Двери распахнулись, и, опираясь на палку, в залу вошел седовласый падре Мартини. Несмотря на свой преклонный возраст, он бодрыми и твердыми шагами подошел к столу и занял место председателя.
— Введите почтенных синьоров! — приказал он служителю.
Через маленькую боковую дверь смотритель ввел в залу Леопольда Моцарта и его сына. Отец не мог скрыть охватившего его волнения в этой новой, необычайной обстановке. Всюду, во дворцах королей, в залах театров, он был спокоен за своего сына, но здесь, перед этим собранием ученейших мужей, его впервые охватило сомнение.
Он был бледен и весь дрожал мелкой дрожью. Вольфганг крепко ухватил руку отца и держал ее все время, пока президент кивком головы не пригласил его подойти к столу.
С приветливой улыбкой, гордо подняв свою голову, весь сияя и радуясь, подошел Вольфганг к судилищу.
— Синьорино Амадео! — начал мягким голосом Мартини. — Нас не интересует ни твоя виртуозность, ни твой импровизаторский талант, ни даже твое умение быстро читать с листа партитуры. Это все хорошо для падкой до чудес публики. Мы же — ученые, нас интересуют твои познания в музыке, и ты должен показать нам, насколько ты силен в гармонии и в композиции… Падре Валенто, — обратился Мартини к секретарю собрания, — передайте синьорино Амадео задачу.
Секретарь вынул из папки запечатанный семью печатями конверт и, подавая его Вольфгангу, сказал:
— Вот вам задание! Здесь тема для фуги, которую никто из нас не знает. Разработайте ее письменно и за клавесином. Для этого вам дается 6 часов. Срок, достаточный для хорошего музыканта.
И, обратившись к служителю, он добавил:
— Уведите синьорино Амадео в комнату для испытуемых.
— А вы, — сказал он Леопольду, — удалитесь в комнату ожидания.
Отец и сын обменялись едва заметным взглядом и разошлись в противоположные стороны, один — с тем же радостным лицом, другой — с сердцем, полным тревоги.
Не прошло и получаса, как в зал вошел служитель.
— Падре, — обратился он к Мартини, — мальчик стучит в дверь и просит, чтобы его выпустили.
— Наверно понял, что задача ему не под силу, — пробормотал тот самый старик, который не верил в немецкий талант.
— Узнайте, что ему нужно, — строго произнес Мартини.
Служитель вышел и через несколько минут вернулся. Лицо его было взволнованно, он даже забыл все правила этикета, и, быстро подбежав к столу, едва произнес:
— Мальчик говорит, что он уже кончил.
Точно ветер, пронесся по залу шопот удивления.
— Это невозможно!
— Мальчик смеется над нами!
— Это непостижимо!
Один только падре Мартини остался невозмутимым и спокойным.
— Выпустите мальчика и приведите его сюда.

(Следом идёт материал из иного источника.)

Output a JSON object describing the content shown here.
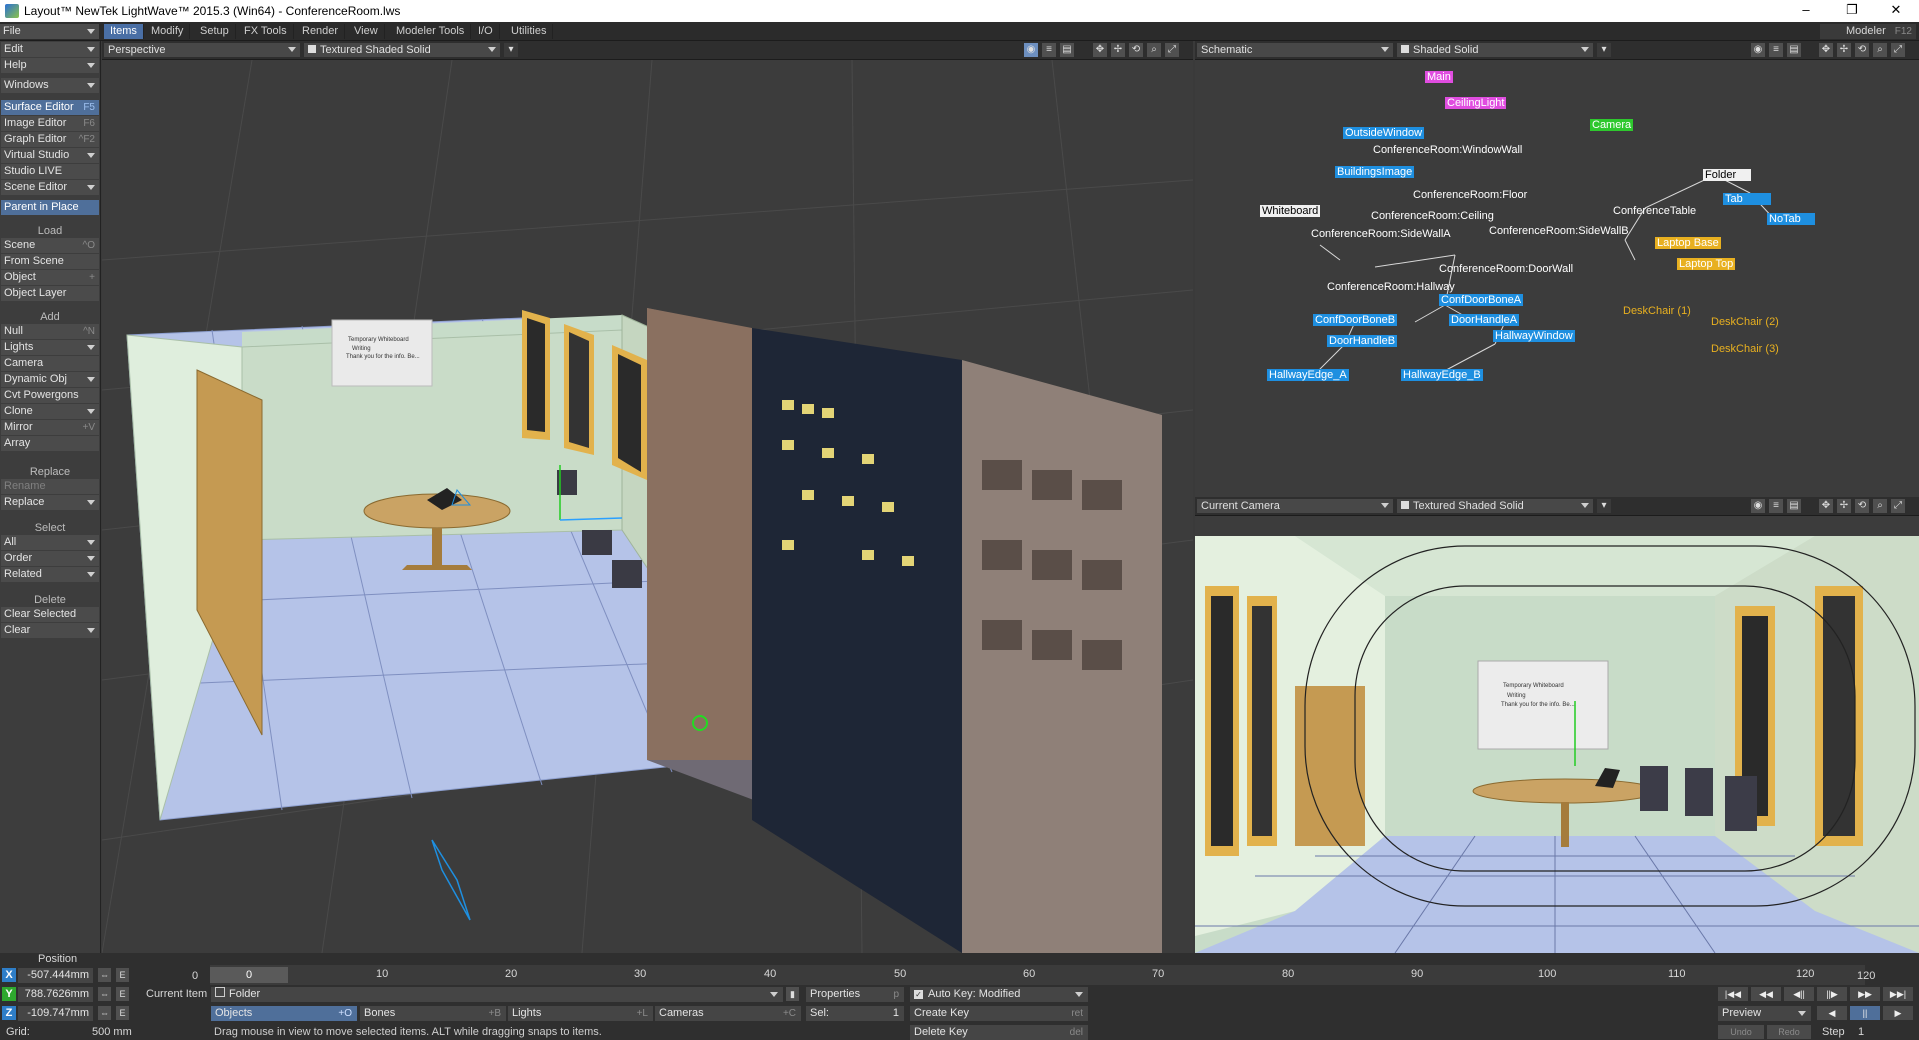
{
  "window": {
    "title": "Layout™ NewTek LightWave™ 2015.3 (Win64) - ConferenceRoom.lws",
    "minimize": "–",
    "restore": "❐",
    "close": "✕"
  },
  "menus": [
    {
      "label": "File"
    },
    {
      "label": "Edit"
    },
    {
      "label": "Help"
    },
    {
      "label": "Windows"
    }
  ],
  "tabs": [
    "Items",
    "Modify",
    "Setup",
    "FX Tools",
    "Render",
    "View",
    "Modeler Tools",
    "I/O",
    "Utilities"
  ],
  "modeler": {
    "label": "Modeler",
    "shortcut": "F12"
  },
  "toolbar": {
    "editors": [
      {
        "label": "Surface Editor",
        "shortcut": "F5",
        "highlight": true
      },
      {
        "label": "Image Editor",
        "shortcut": "F6"
      },
      {
        "label": "Graph Editor",
        "shortcut": "^F2"
      },
      {
        "label": "Virtual Studio",
        "dropdown": true
      },
      {
        "label": "Studio LIVE"
      },
      {
        "label": "Scene Editor",
        "dropdown": true
      }
    ],
    "parent_in_place": "Parent in Place",
    "load_header": "Load",
    "load": [
      {
        "label": "Scene",
        "shortcut": "^O"
      },
      {
        "label": "From Scene"
      },
      {
        "label": "Object",
        "shortcut": "+"
      },
      {
        "label": "Object Layer"
      }
    ],
    "add_header": "Add",
    "add": [
      {
        "label": "Null",
        "shortcut": "^N"
      },
      {
        "label": "Lights",
        "dropdown": true
      },
      {
        "label": "Camera"
      },
      {
        "label": "Dynamic Obj",
        "dropdown": true
      },
      {
        "label": "Cvt Powergons"
      },
      {
        "label": "Clone",
        "dropdown": true
      },
      {
        "label": "Mirror",
        "shortcut": "+V"
      },
      {
        "label": "Array"
      }
    ],
    "replace_header": "Replace",
    "replace": [
      {
        "label": "Rename",
        "disabled": true
      },
      {
        "label": "Replace",
        "dropdown": true
      }
    ],
    "select_header": "Select",
    "select": [
      {
        "label": "All",
        "dropdown": true
      },
      {
        "label": "Order",
        "dropdown": true
      },
      {
        "label": "Related",
        "dropdown": true
      }
    ],
    "delete_header": "Delete",
    "delete": [
      {
        "label": "Clear Selected"
      },
      {
        "label": "Clear",
        "dropdown": true
      }
    ]
  },
  "viewports": {
    "main": {
      "view": "Perspective",
      "mode": "Textured Shaded Solid"
    },
    "schematic": {
      "view": "Schematic",
      "mode": "Shaded Solid"
    },
    "camera": {
      "view": "Current Camera",
      "mode": "Textured Shaded Solid"
    }
  },
  "whiteboard_text": {
    "line1": "Temporary Whiteboard",
    "line2": "Writing",
    "line3": "Thank you for the info. Be..."
  },
  "schematic_nodes": [
    {
      "label": "Main",
      "color": "#e04de0"
    },
    {
      "label": "CeilingLight",
      "color": "#e04de0"
    },
    {
      "label": "Camera",
      "color": "#2ec82e"
    },
    {
      "label": "OutsideWindow",
      "color": "#1e8fe0"
    },
    {
      "label": "ConferenceRoom:WindowWall",
      "color": "#e04de0"
    },
    {
      "label": "BuildingsImage",
      "color": "#1e8fe0"
    },
    {
      "label": "Folder",
      "color": "#e8e8e8"
    },
    {
      "label": "Tab",
      "color": "#1e8fe0"
    },
    {
      "label": "NoTab",
      "color": "#1e8fe0"
    },
    {
      "label": "ConferenceRoom:Floor",
      "color": "#e04de0"
    },
    {
      "label": "ConferenceRoom:Ceiling",
      "color": "#e04de0"
    },
    {
      "label": "ConferenceTable",
      "color": "#e8e8e8"
    },
    {
      "label": "Whiteboard",
      "color": "#e8e8e8"
    },
    {
      "label": "ConferenceRoom:SideWallA",
      "color": "#e04de0"
    },
    {
      "label": "ConferenceRoom:SideWallB",
      "color": "#e04de0"
    },
    {
      "label": "Laptop Base",
      "color": "#e8b020"
    },
    {
      "label": "Laptop Top",
      "color": "#e8b020"
    },
    {
      "label": "ConferenceRoom:DoorWall",
      "color": "#e04de0"
    },
    {
      "label": "ConferenceRoom:Hallway",
      "color": "#e04de0"
    },
    {
      "label": "ConfDoorBoneA",
      "color": "#1e8fe0"
    },
    {
      "label": "ConfDoorBoneB",
      "color": "#1e8fe0"
    },
    {
      "label": "DoorHandleA",
      "color": "#1e8fe0"
    },
    {
      "label": "HallwayWindow",
      "color": "#1e8fe0"
    },
    {
      "label": "DoorHandleB",
      "color": "#1e8fe0"
    },
    {
      "label": "DeskChair (1)",
      "color": "#e8b020"
    },
    {
      "label": "DeskChair (2)",
      "color": "#e8b020"
    },
    {
      "label": "DeskChair (3)",
      "color": "#e8b020"
    },
    {
      "label": "HallwayEdge_A",
      "color": "#1e8fe0"
    },
    {
      "label": "HallwayEdge_B",
      "color": "#1e8fe0"
    }
  ],
  "position": {
    "label": "Position",
    "x": "-507.444mm",
    "y": "788.7626mm",
    "z": "-109.747mm",
    "grid_label": "Grid:",
    "grid_value": "500 mm"
  },
  "timeline": {
    "start": "0",
    "current": "0",
    "ticks": [
      "0",
      "10",
      "20",
      "30",
      "40",
      "50",
      "60",
      "70",
      "80",
      "90",
      "100",
      "110",
      "120"
    ],
    "end": "120"
  },
  "current_item": {
    "label": "Current Item",
    "value": "Folder",
    "properties": "Properties",
    "properties_shortcut": "p"
  },
  "item_types": [
    {
      "label": "Objects",
      "shortcut": "+O",
      "active": true
    },
    {
      "label": "Bones",
      "shortcut": "+B"
    },
    {
      "label": "Lights",
      "shortcut": "+L"
    },
    {
      "label": "Cameras",
      "shortcut": "+C"
    }
  ],
  "sel": {
    "label": "Sel:",
    "value": "1"
  },
  "keys": {
    "auto_key": "Auto Key: Modified",
    "create_key": "Create Key",
    "create_key_shortcut": "ret",
    "delete_key": "Delete Key",
    "delete_key_shortcut": "del"
  },
  "status": "Drag mouse in view to move selected items. ALT while dragging snaps to items.",
  "playback": {
    "preview": "Preview",
    "undo": "Undo",
    "redo": "Redo",
    "step_label": "Step",
    "step_value": "1"
  }
}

Вольфганг вошел и протянул Мартини конверт с исписанным листом.
— Иди к своему отцу, Амадео, и жди нашего решения.
Томительные минуты провел Леопольд Моцарт в ожидании этого решения. Ни беспечность сына, ни его уверения, что задача была легкая, не могли успокоить старого капельмейстера. Он понимал, что решается судьба его сына.
Зазвенел колокольчик, и, едва понимая, что происходит вокруг него, Леопольд вместе с сыном вошел в залу.

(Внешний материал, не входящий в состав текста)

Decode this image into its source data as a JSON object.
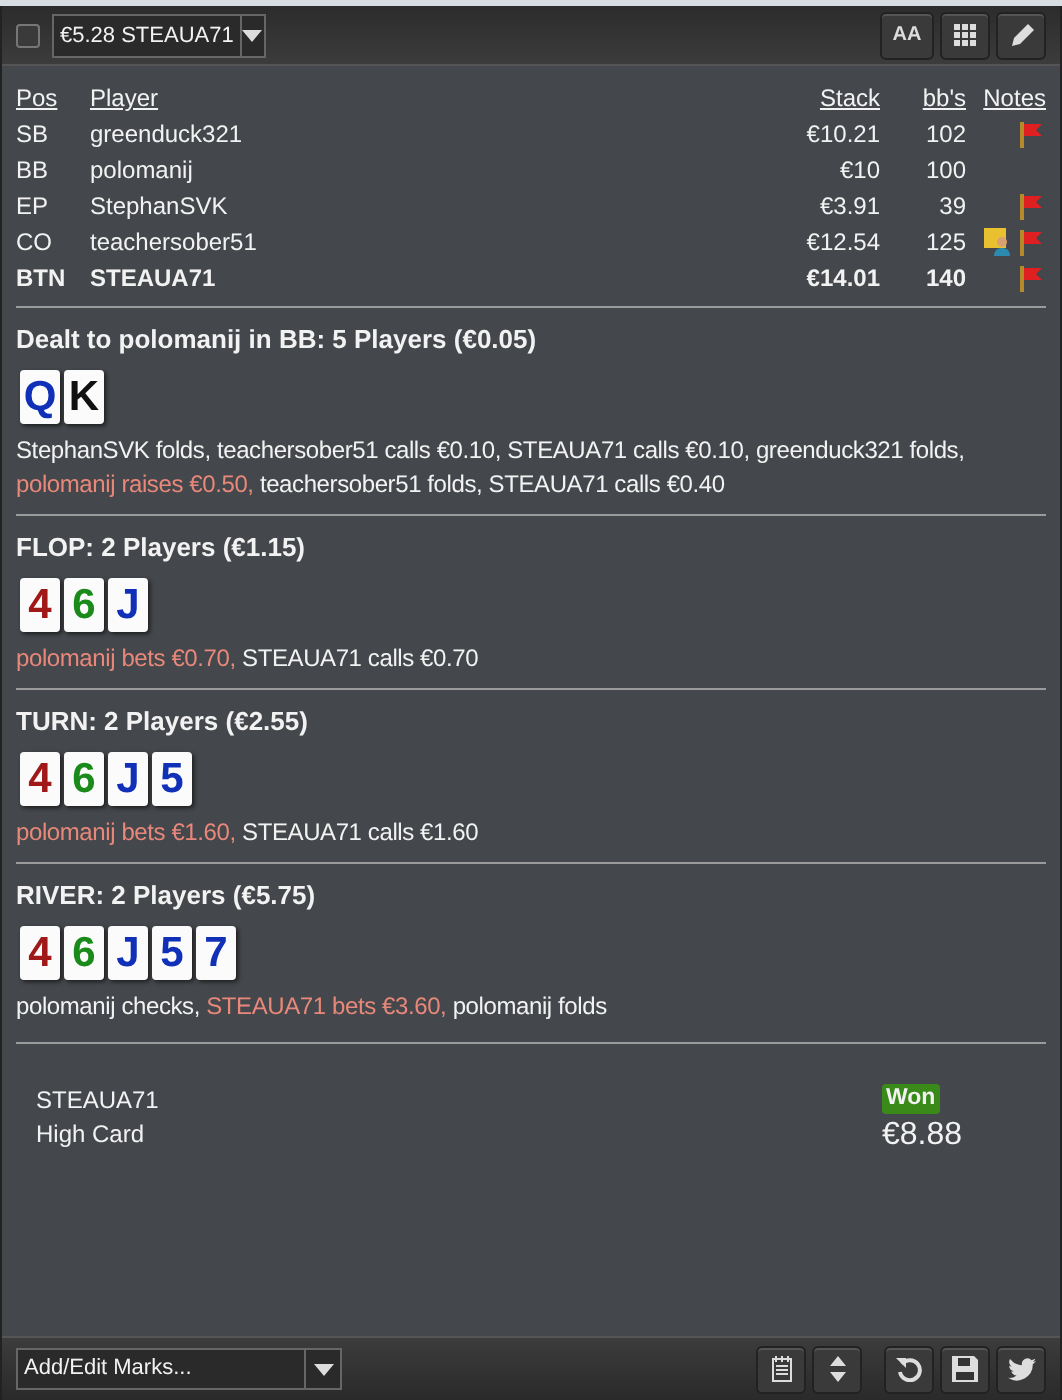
{
  "toolbar": {
    "checkbox": {
      "checked": false
    },
    "hand_select": {
      "value": "€5.28 STEAUA71"
    },
    "font_button": {
      "label": "AA"
    }
  },
  "players": {
    "columns": [
      "Pos",
      "Player",
      "Stack",
      "bb's",
      "Notes"
    ],
    "rows": [
      {
        "pos": "SB",
        "player": "greenduck321",
        "stack": "€10.21",
        "bbs": "102",
        "note": false,
        "flag": true,
        "hero": false
      },
      {
        "pos": "BB",
        "player": "polomanij",
        "stack": "€10",
        "bbs": "100",
        "note": false,
        "flag": false,
        "hero": false
      },
      {
        "pos": "EP",
        "player": "StephanSVK",
        "stack": "€3.91",
        "bbs": "39",
        "note": false,
        "flag": true,
        "hero": false
      },
      {
        "pos": "CO",
        "player": "teachersober51",
        "stack": "€12.54",
        "bbs": "125",
        "note": true,
        "flag": true,
        "hero": false
      },
      {
        "pos": "BTN",
        "player": "STEAUA71",
        "stack": "€14.01",
        "bbs": "140",
        "note": false,
        "flag": true,
        "hero": true
      }
    ]
  },
  "streets": [
    {
      "title": "Dealt to polomanij in BB: 5 Players (€0.05)",
      "cards": [
        {
          "rank": "Q",
          "color": "#1030b8"
        },
        {
          "rank": "K",
          "color": "#111111"
        }
      ],
      "actions": [
        {
          "text": "StephanSVK folds, teachersober51 calls €0.10, STEAUA71 calls €0.10, greenduck321 folds,",
          "highlight": false
        },
        {
          "text": "polomanij raises €0.50,",
          "highlight": true
        },
        {
          "text": "teachersober51 folds, STEAUA71 calls €0.40",
          "highlight": false
        }
      ]
    },
    {
      "title": "FLOP: 2 Players (€1.15)",
      "cards": [
        {
          "rank": "4",
          "color": "#a01818"
        },
        {
          "rank": "6",
          "color": "#1a8a1a"
        },
        {
          "rank": "J",
          "color": "#1030b8"
        }
      ],
      "actions": [
        {
          "text": "polomanij bets €0.70,",
          "highlight": true
        },
        {
          "text": "STEAUA71 calls €0.70",
          "highlight": false
        }
      ]
    },
    {
      "title": "TURN: 2 Players (€2.55)",
      "cards": [
        {
          "rank": "4",
          "color": "#a01818"
        },
        {
          "rank": "6",
          "color": "#1a8a1a"
        },
        {
          "rank": "J",
          "color": "#1030b8"
        },
        {
          "rank": "5",
          "color": "#1030b8"
        }
      ],
      "actions": [
        {
          "text": "polomanij bets €1.60,",
          "highlight": true
        },
        {
          "text": "STEAUA71 calls €1.60",
          "highlight": false
        }
      ]
    },
    {
      "title": "RIVER: 2 Players (€5.75)",
      "cards": [
        {
          "rank": "4",
          "color": "#a01818"
        },
        {
          "rank": "6",
          "color": "#1a8a1a"
        },
        {
          "rank": "J",
          "color": "#1030b8"
        },
        {
          "rank": "5",
          "color": "#1030b8"
        },
        {
          "rank": "7",
          "color": "#1030b8"
        }
      ],
      "actions": [
        {
          "text": "polomanij checks,",
          "highlight": false
        },
        {
          "text": "STEAUA71 bets €3.60,",
          "highlight": true
        },
        {
          "text": "polomanij folds",
          "highlight": false
        }
      ]
    }
  ],
  "result": {
    "player": "STEAUA71",
    "hand": "High Card",
    "badge": "Won",
    "amount": "€8.88"
  },
  "bottom_bar": {
    "marks_select": {
      "value": "Add/Edit Marks..."
    }
  }
}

Лица присутствующих повернулись в сторону вошедших.
Падре Мартини встал и подошел к Вольфгангу:
— Синьорино Амадео! То, что ты сделал втечение получаса, не мог бы сделать ни один из нас, ученейших и знаменитейших музыкантов, в течение 6 часов. Ты превзошел всех нас, и мы склоняем наши головы перед твоим гением. Ты достоин войти в нашу ученую коллегию. Приветствуем тебя, член Болонской академии!
Потрясенный Леопольд, не помня себя от радости, бросился на шею своего сына и стал его целовать, обливаясь слезами.
— Воферль, Воферль, мой любимый Воферль, а в Вене говорили, что мы шарлатаны!..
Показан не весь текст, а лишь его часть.